I decided not to take up my place at Falmouth this September due to many reasons. But it only took one thing for me to change my mind. Yep, you heard it. I've changed my mind. Again. (I'm not very good at this decision making lark am I!?)
Well these were the images that did it;
When Ryan, from Pacing the Panic Room posted these backstage images he shot recently on a job in California, I flipped inside. The colours grabbed me and screamed at me. They were telling me that this is what I wanted to be making, and that I need to make a change. They said that what I'm doing isn't good enough and it isn't me.
And so, I let my mum persuade me to take up my place at Falmouth. Hell, it's a short course. It's only 6 months of my life. So, in a month I will no longer be in full time employment- but be back to full time education.

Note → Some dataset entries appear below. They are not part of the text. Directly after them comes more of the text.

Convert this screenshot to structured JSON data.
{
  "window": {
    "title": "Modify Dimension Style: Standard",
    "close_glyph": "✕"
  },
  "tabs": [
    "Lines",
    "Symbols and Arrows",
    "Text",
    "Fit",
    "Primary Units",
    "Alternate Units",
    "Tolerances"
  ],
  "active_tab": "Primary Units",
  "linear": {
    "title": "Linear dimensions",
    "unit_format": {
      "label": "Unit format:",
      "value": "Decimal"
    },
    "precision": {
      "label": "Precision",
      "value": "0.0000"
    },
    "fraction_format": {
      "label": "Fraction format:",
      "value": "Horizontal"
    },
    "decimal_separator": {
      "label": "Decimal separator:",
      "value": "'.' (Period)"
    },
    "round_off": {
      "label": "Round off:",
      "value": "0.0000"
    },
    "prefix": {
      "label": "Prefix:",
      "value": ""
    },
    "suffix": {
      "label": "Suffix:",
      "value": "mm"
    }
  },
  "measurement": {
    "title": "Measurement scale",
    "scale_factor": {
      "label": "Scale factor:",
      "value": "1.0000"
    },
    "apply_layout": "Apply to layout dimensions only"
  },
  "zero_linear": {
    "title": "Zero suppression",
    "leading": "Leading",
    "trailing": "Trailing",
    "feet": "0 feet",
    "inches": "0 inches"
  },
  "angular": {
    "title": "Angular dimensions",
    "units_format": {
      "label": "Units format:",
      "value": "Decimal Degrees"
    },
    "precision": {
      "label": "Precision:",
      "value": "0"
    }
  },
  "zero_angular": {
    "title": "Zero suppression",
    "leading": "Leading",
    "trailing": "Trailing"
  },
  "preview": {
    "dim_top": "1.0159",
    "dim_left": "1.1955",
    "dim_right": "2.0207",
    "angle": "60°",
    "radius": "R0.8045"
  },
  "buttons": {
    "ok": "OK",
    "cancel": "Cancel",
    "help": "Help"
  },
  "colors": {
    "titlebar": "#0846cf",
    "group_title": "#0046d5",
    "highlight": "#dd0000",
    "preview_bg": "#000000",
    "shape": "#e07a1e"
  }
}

Just for one more year.
I want to learn more, I want to push myself more, and most of all, I want the time to do this. I don't want to feel guilty or rushed about doing things in my life. There is too much on my plate at the moment, and not enough space (physically, mentally or time wise) in my life to continue to do it all whilst being creative and happy. It's just not possible. So I'm taking a year for me. A year to be, and a year to figure out me and what I want to do. Hopefully it will continue to be brilliant, like the last 6 months have been, and hopefully I will continue to meet fantastic people who will along the way help me to figure out what it is that I am going to do.
Fingers Crossed eh!
P.S I just wanted to point out that interestingly it was these 4 images (all shot on digital with a Canon 7D, that I preferred over the film images he shared. This is quite rare for me....but like I said, the colours just grabbed me.)